Le groove occupe l’espace, l’échantillonnage est bougrement rempli, avec des pointures comme Cymande, Marvin Gaye, le Southside Movement (belle découverte lors de l’écriture, en passant!)
Évidemment, Bouge de là et Caroline sont les deux gros tubes en puissance de la galette. Si le premier single en date est léger, simple et rigolo, le second est teinté de bleu. Un cœur brisé qui se répand dans un disque de rap? Sacrilège! Indigne du mouvement «anti-tout» et passible d’une peine ô combien capitale à Paris: une réputation de chanteur pour meufs!
Pourtant, Solaar ne fait que perdurer une vieille tradition française, celle de la brute au cœur tendre, du rebelle qui saigne du mépris d’une fille… De Gainsbourg à Renaud, de Brassens à Lavilliers, ce stéréotype a rencontré son public, autant chez les hommes que dans la gent féminine. Mais dans le rap, c’était une chose encore inédite. Doit-on alors remercier le gars Claude pour avoir inspiré Eminem ou Akon ? Je te laisse la décision, petit scarabée.
Il en résulte que les ventes seront assurées entre autres par cette formule judicieuse. Samples historiques, jeux de mots ciselés et thématiques houleuses, mais pas trop. Mc Solaar a simplement inventé le rap gentil. Attention! Ce n’est pas un jugement de valeur, loin de là!
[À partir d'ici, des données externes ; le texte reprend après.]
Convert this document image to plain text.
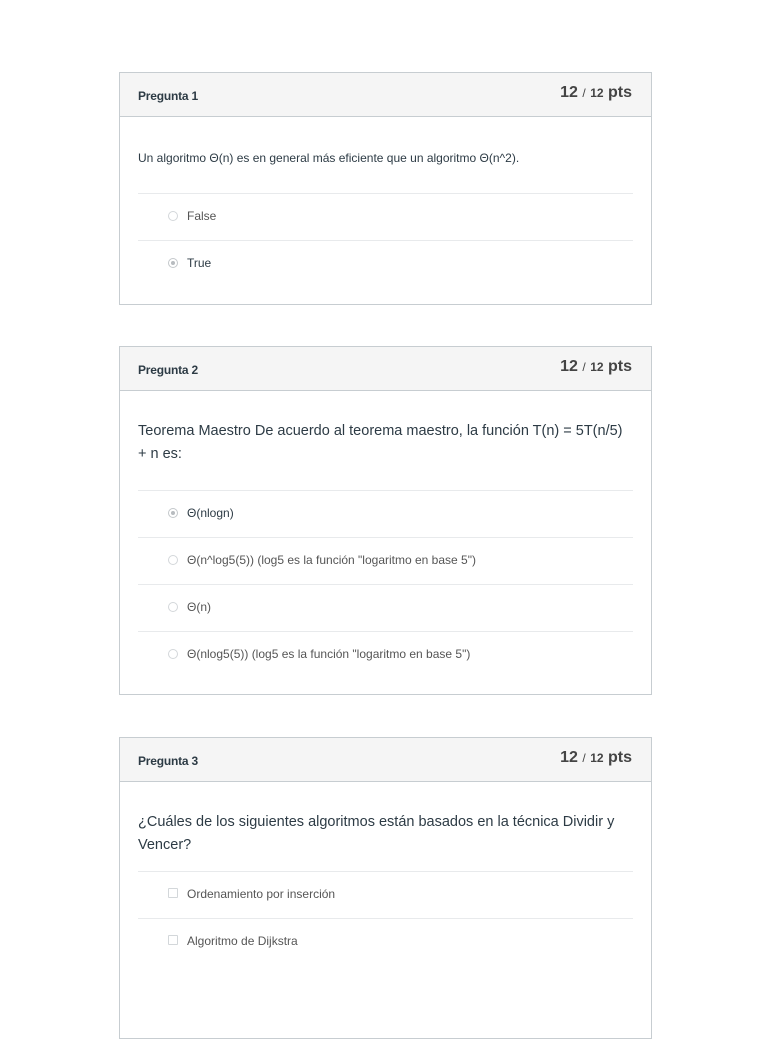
Pregunta 1	12 / 12 pts
Un algoritmo Θ(n) es en general más eficiente que un algoritmo Θ(n^2).
False
True
Pregunta 2	12 / 12 pts
Teorema Maestro De acuerdo al teorema maestro, la función T(n) = 5T(n/5) + n es:
Θ(nlogn)
Θ(n^log5(5)) (log5 es la función "logaritmo en base 5")
Θ(n)
Θ(nlog5(5)) (log5 es la función "logaritmo en base 5")
Pregunta 3	12 / 12 pts
¿Cuáles de los siguientes algoritmos están basados en la técnica Dividir y Vencer?
Ordenamiento por inserción
Algoritmo de Dijkstra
Il a toute sa place dans le spectre musical, puisqu’il peut lier la variété au rap, nouvelle forme de rébellion urbaine après les révolutionnaires, les communards, les résistants, les punks, mais avant les danseurs de Tecktonik qui ne seront jamais récupérés, aussi bizarre que cela puisse paraître…
Le rythme et le ton se durcissent le temps d’un Ragga Jam, gros freestyle entre collègues. Daddy Mory et Big Red, futurs Raggasonic et un jeune Kery James (Daddy Kery) qui a encore sa voix haut perchée, du haut de ses 14 ans! Le tout sur une simple boucle scratchée de A à Z, histoire de ne pas oublier que Mc Solaar et Jimmy Jay sont des ambianceurs de premier ordre.
Les phrases voltigent, la rhétorique s’emballe et les slogans humanistes sont répétés…A ce moment de ma vie, j’ai commencé à essayer de m’exprimer aussi vite qu’eux… mais sans succès. Pas assez entraîné, je suppose. La culture ragga m’a alors interpellé et j’ai trouvé de belles pépites les années suivantes (tiens, je repense tout à coup à Snow qui chantait Informer…).
La totalité du disque est franchement écoutable, même plus de vingt-cinq ans après! On comprend mal pourquoi le Maître de Cérémonie renie parfois ce premier effort. Serait-ce à cause de la guerre judiciaire l’opposant à son ancienne maison de disques? Car oui, en effet, depuis l’année 2000, Universal (anciennement Polydor) refuse de ré-éditer les anciens albums. Donc, ami mélomane, si dans ta collection de vinyles tu possèdes un 33 tours original de Qui sème… tu es chanceux, et donc assis sur un tas de fric.
Les deux dernières pistes de cet excellent premier album (comme souvent dans ma discothèque), à savoir la Devise et Funky Dreamer, sont une synthèse de cet ouvrage à quatre mains. Des propos témoignant de l’hystérie collective autour du fric, un désir retour aux valeurs saines, puis un mix que Jimmy Jay pourrait sortir en single aujourd’hui sans avoir à rougir. Une autre particularité du style, la présence d’une intro, d’un interlude et d’une outro…chose rare dans la production musicale à l’époque, hormis dans le rap.
Il y a quelque chose de très théâtral dans la démarche de cet album. Ou cinématographique. Claude MC et Jimmy Jay sont dingues de cinoche, et ça s’entend.
Figure majeure dans le paysage musical français, il est le grand frère sage pour beaucoup d’entre nous. Jamais vulgaire, jamais violent, il a su imposer son style et sa démarche, réussissant le grand écart, plaire à l’intelligentsia sans renier ses racines sa terre, son béton. Merci, Claude.